The more you think the more it becomes clearer that the threat
of PTM is to their whole project of narrative and image building which the army
and security agencies have mastered in the last decade or two by making every
blunder and human tragedy play for it. Think about it: suicide attacks all
around, shootings all around, what will people do? Naturally they will turn
around to the people who can save them from the horror and terror. When you are
confronted by existential dread and the very real possibility of annihilation
you don't question your saviors. And every bomb blast and every terrorist
attack made them the saviors. Yes, there were voices pointing out to the
complicity of the army in all this terror project and how its policies are
protecting the Taliban and other terrorists. But it was a general calm until
came along PTM. The technique of narrative dominance overwhelmed any opposing
faint voices here and there. Having a state machinery backing up a narrative
and having the mainstream print and electronic media controlled the social
media activity was a fringe which couldn’t even produce ripples on margins of a
huge lake. The Goebbelsian strategy of shouting the lies repeatedly until they
become the common sense truth worked well for the state. But then came along
PTM!
PTM said that we are the most affected of this existential
annihilation and we are firsthand witnesses of how the saviors--the army--is
complicit in our killings and that we need accountability. Herein lays the
disruption of their whole image and their whole narrative. They had before used
every tragedy to amass more power. APS happened and they had military courts.

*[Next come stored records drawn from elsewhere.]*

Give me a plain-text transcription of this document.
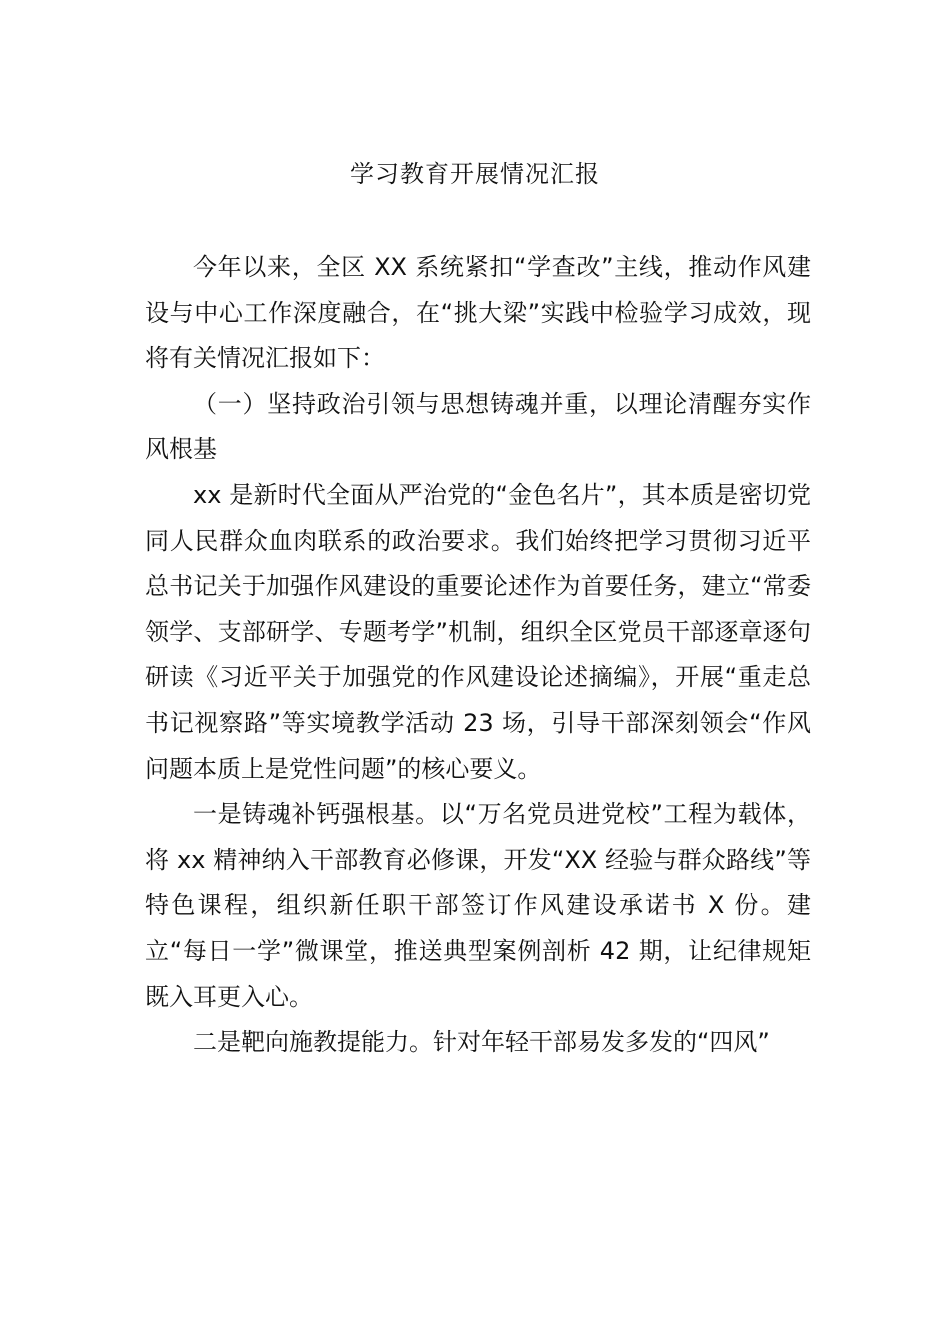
学习教育开展情况汇报

今年以来，全区 XX 系统紧扣“学查改”主线，推动作风建设与中心工作深度融合，在“挑大梁”实践中检验学习成效，现将有关情况汇报如下：

（一）坚持政治引领与思想铸魂并重，以理论清醒夯实作风根基

xx 是新时代全面从严治党的“金色名片”，其本质是密切党同人民群众血肉联系的政治要求。我们始终把学习贯彻习近平总书记关于加强作风建设的重要论述作为首要任务，建立“常委领学、支部研学、专题考学”机制，组织全区党员干部逐章逐句研读《习近平关于加强党的作风建设论述摘编》，开展“重走总书记视察路”等实境教学活动 23 场，引导干部深刻领会“作风问题本质上是党性问题”的核心要义。

一是铸魂补钙强根基。以“万名党员进党校”工程为载体，将 xx 精神纳入干部教育必修课，开发“XX 经验与群众路线”等特色课程，组织新任职干部签订作风建设承诺书 X 份。建立“每日一学”微课堂，推送典型案例剖析 42 期，让纪律规矩既入耳更入心。

二是靶向施教提能力。针对年轻干部易发多发的“四风”
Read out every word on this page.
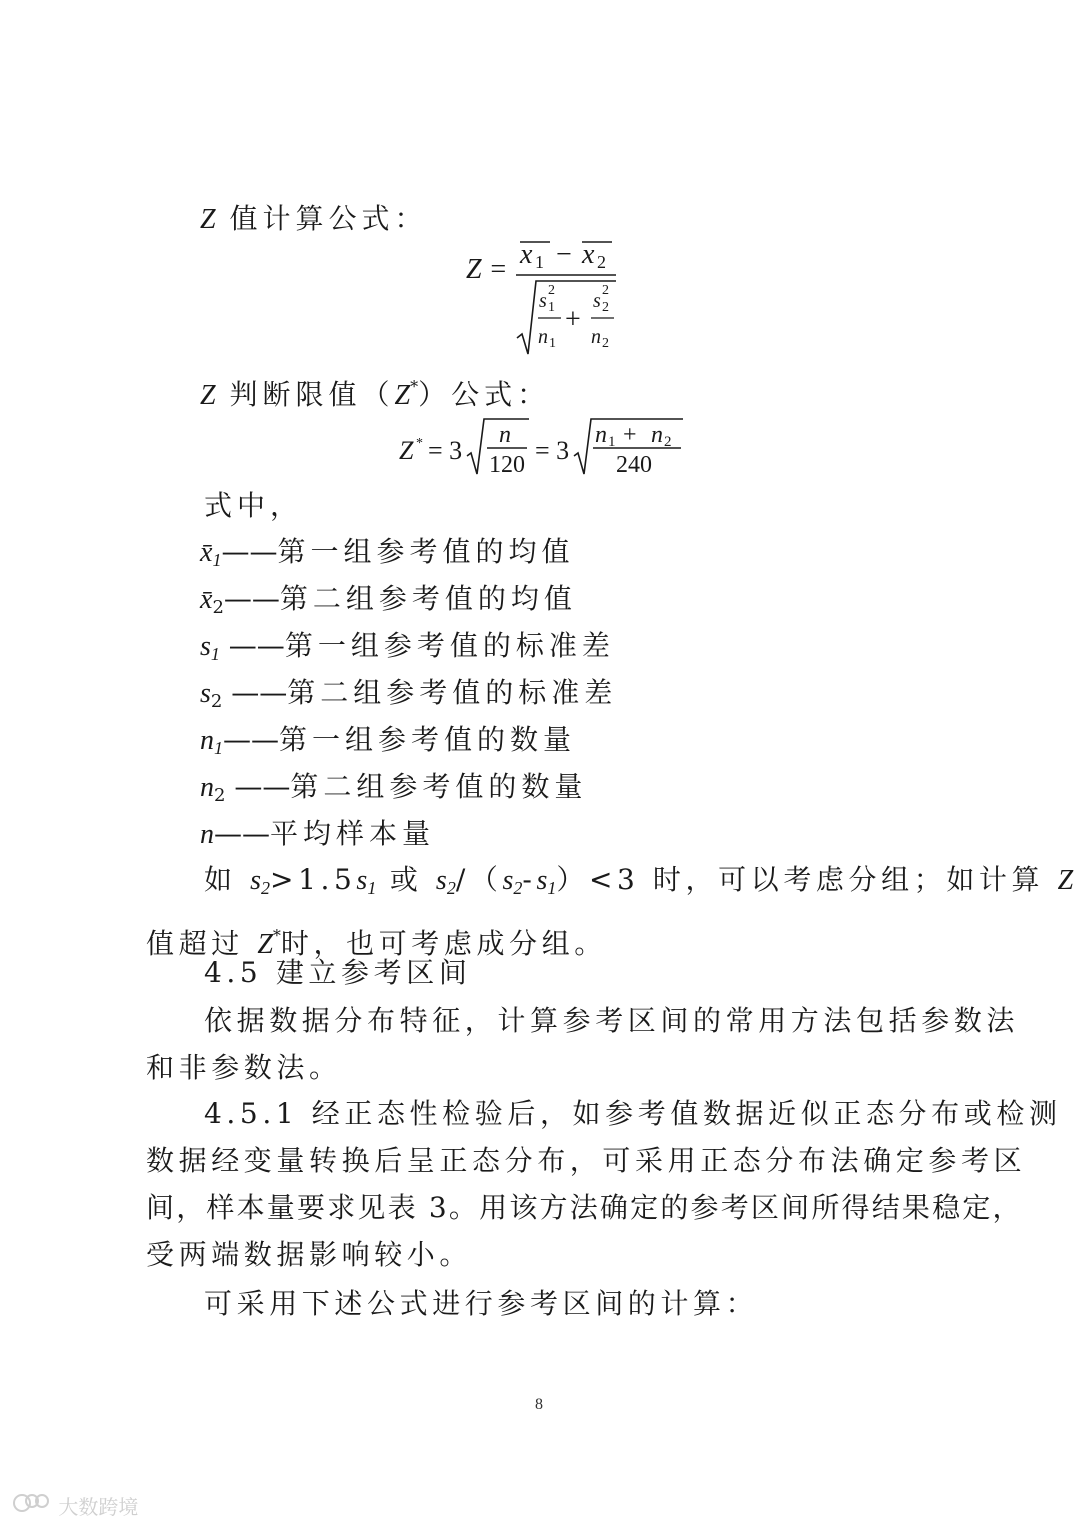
Z 值计算公式：
Z = x 1 − x 2
s 2
1
n 1
+
s 2
2
n 2
Z 判断限值（Z*）公式：
Z * = 3
n
120 = 3
n 1 + n 2
240
式中，
$x̄_1——$第一组参考值的均值
$x̄_2——$第二组参考值的均值
$s_1$ ——第一组参考值的标准差
$s_2$ ——第二组参考值的标准差
$n_1——$第一组参考值的数量
$n_2$ ——第二组参考值的数量
n——平均样本量
如 $s_2>1.5s_1$ 或 $s_2/(s_2-s_1)<3$ 时，可以考虑分组；如计算 Z
值超过 Z*时，也可考虑成分组。
4.5 建立参考区间
依据数据分布特征，计算参考区间的常用方法包括参数法
和非参数法。
4.5.1 经正态性检验后，如参考值数据近似正态分布或检测
数据经变量转换后呈正态分布，可采用正态分布法确定参考区
间，样本量要求见表 3。用该方法确定的参考区间所得结果稳定，
受两端数据影响较小。
可采用下述公式进行参考区间的计算：
8
大数跨境
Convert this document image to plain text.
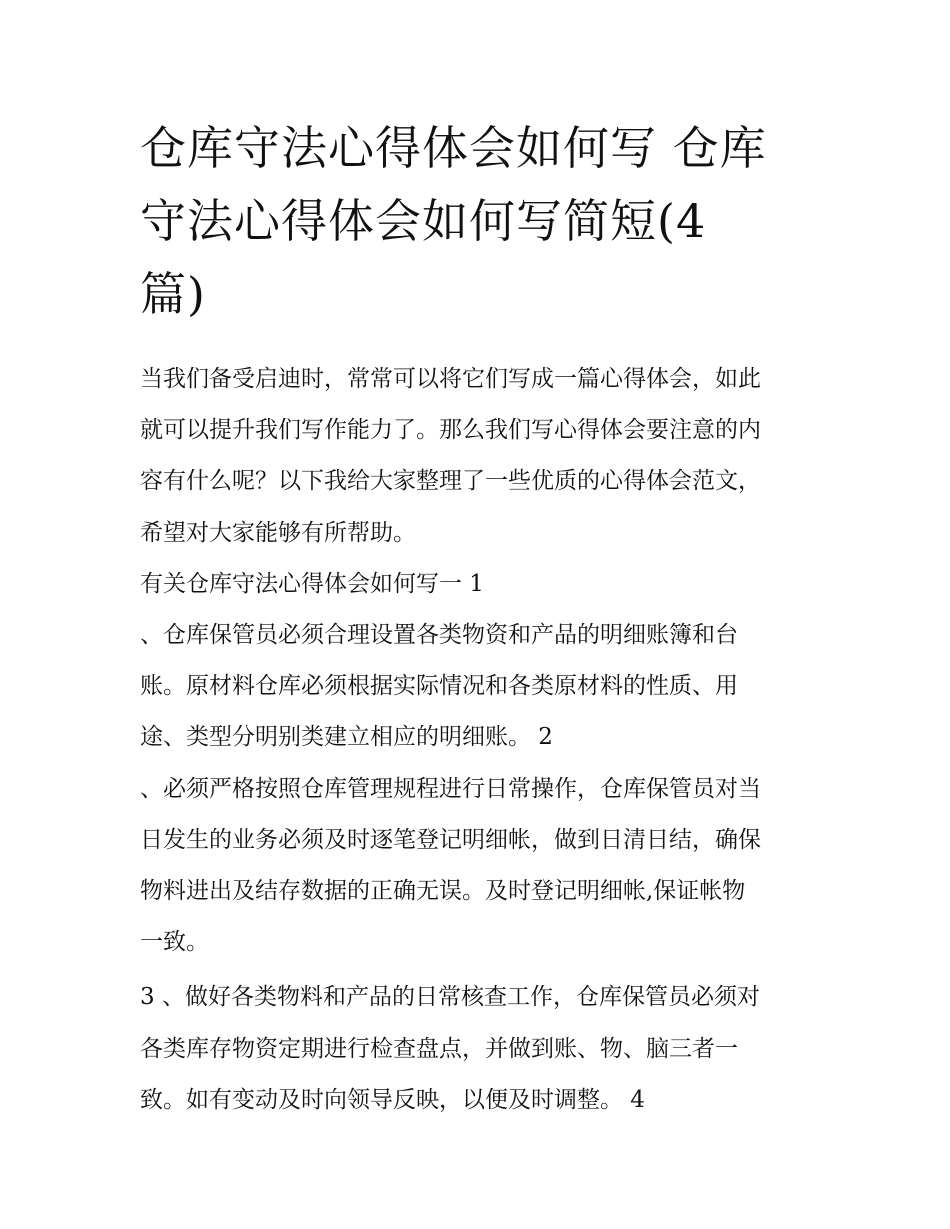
仓库守法心得体会如何写 仓库
守法心得体会如何写简短(4
篇)

当我们备受启迪时，常常可以将它们写成一篇心得体会，如此
就可以提升我们写作能力了。那么我们写心得体会要注意的内
容有什么呢？以下我给大家整理了一些优质的心得体会范文，
希望对大家能够有所帮助。

有关仓库守法心得体会如何写一 1

、仓库保管员必须合理设置各类物资和产品的明细账簿和台
账。原材料仓库必须根据实际情况和各类原材料的性质、用
途、类型分明别类建立相应的明细账。 2

、必须严格按照仓库管理规程进行日常操作，仓库保管员对当
日发生的业务必须及时逐笔登记明细帐，做到日清日结，确保
物料进出及结存数据的正确无误。及时登记明细帐,保证帐物
一致。

3 、做好各类物料和产品的日常核查工作，仓库保管员必须对
各类库存物资定期进行检查盘点，并做到账、物、脑三者一
致。如有变动及时向领导反映，以便及时调整。 4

This happened and they had that budget increase. All was playing right to their
plan till PTM happened. The problem was not that PTM was the first one to
sabotage their image of being saviors. The problem was that it was saying it in
the open with tens of thousands of people listening and all over the country.
What to do of a small organization amassing this much attention and galvanizing
this much popular support? Panic set in at the first sight but then the hope
was that a carrot of engaging and dialogue and the stick of arrests and
intimidation would stop it. But PTM was result of pain and the tolerance had
reached to the critical level beyond which there was no return.
After
carrot and stick, misguided young men and foreign agents, aggrieved youth and
soldiers of fifth generation warfare, negotiations and arbitrary violence,
cajoling and weaponizing every legal instrument, the latter finally won in
minds of the powers that be. Stick, violence, labels of treason have become the
final strategy for the state to reclaim its politics of common sense and to
erase the Pashtun national consciousness once and for all, for the new dream of
finally making Pakistan a totalitarian reality where one narrative, one image,
one party and one wish will rule all, can’t stand any form of national
consciousness which are not that of artificially constructed, ahistorical,
rootless Pakistaniat.
Pashtun
national consciousness born out of non-violence, memory and dream of a future
is total antithesis to the colonial and post-colonial production of Pashtuns
epistemologically as a violent category for whom only the dictates of political
violence can be prescribed. The moment to erase that national consciousness
couldn’t have been more urgent than today as PTM had contested the common sense
in the periphery and through solidarity the mainland and mainstream have found
vocabulary to speak the unsayable. The state has inexhaustible resources of
violence, infinite resources to generate a narrative and maintain it but when a
national consciousness is steeped into a tradition of resistance, a memory of
pain and when a political program is articulated through logic of generational
trauma then the only dream, the conscience can dream of, is that of a
resistance sustaining and winning. This day is continuity of the colonial
massacre of Qissa-Khwani and of early Pakistan’s massacre at Babarra. In that
history Khar Qamar becomes a memory born in today which provides a dialectical
unity of yesterday with today. A tomorrow has to be born where the images of
Qissa Khwani, Babarra and Khar Qammar can be laid to rest. And when that
tomorrow comes there will be a new future, which we only can dream of in today.